Se trata pues de una evolución muy negativa de la jurisprudencia en la medida en que, como se ha dicho, amenaza con atacar el corazón del ejercicio de la libertad de expresión en cualquier sociedad plural y democrática: la crítica política, incluso la crítica política políticamente incorrecta, si se permite la expresión. En otras palabras, tanto la Audiencia Nacional como el Tribunal Supremo se sitúan en una posición extremadamente peligrosa, cual es la de considerar que hay que proteger a los ciudadanos, mediante el recurso a penas privativas de libertad, frente a contenidos que les puedan resultar ofensivos.

No son éstos, sin embargo, los límites que el derecho internacional permite con relación a la libertad de expresión. Solamente en aquellos casos en los que la libertad de expresión invada de forma no justificable el ejercicio o la efectividad de un derecho o suponga una incitación a la comisión de delitos o la grave vulneración de derechos de terceros estos límites serán legítimos. En el resto de casos, los ciudadanos tendrán el derecho a expresarse aunque lo que puedan decir resulte chocante u ofensivo para los demás. No existe, en definitiva, el derecho a no ser ofendido.

Por consiguiente, y ante todo, la utilización de la legislación antiterrorista para censurar discursos políticos extremos requiere cambios inmediatos en nuestro ordenamiento, mediante la reforma de un marco legal excesivamente abstracto y abierto a interpretaciones de corte restrictivo.

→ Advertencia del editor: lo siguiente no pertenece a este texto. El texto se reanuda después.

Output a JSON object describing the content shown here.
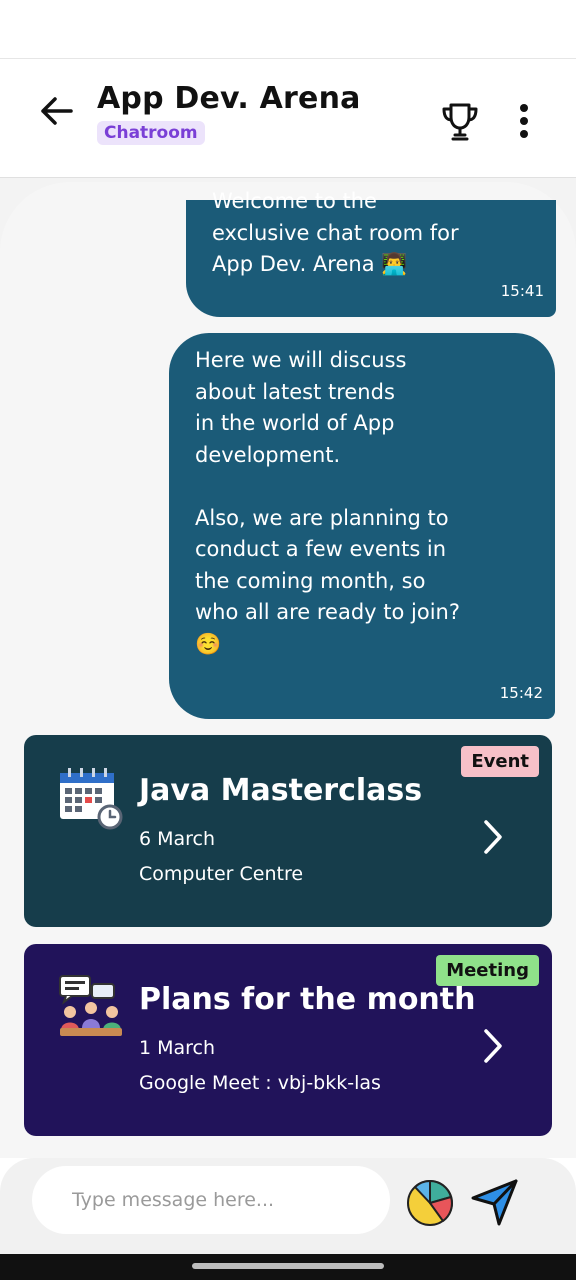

Un elemento final a destacar en términos negativos es la cuestionable diligencia de los órganos jurisdiccionales a la hora de defender, de motu proprio, la dignidad y el honor de determinados personajes y altos cargos. Se ignoran aquí de nuevo los parámetros internacionales que exigen un mayor nivel de escrutinio público, y por ello, una menor protección legal de dichas personas, dada la necesidad de someter sus actividades al control y la crítica de la opinión pública.

En los momentos inmediatamente posteriores a Charlie Hebdo todo el mundo, también todos nuestros dirigentes, enarbolaron la bandera de la libertad de expresión. Hoy en día parecen sin embargo haber olvidado que la libertad de expresión es un derecho que da cobertura, también, a aquello que no nos gusta escuchar.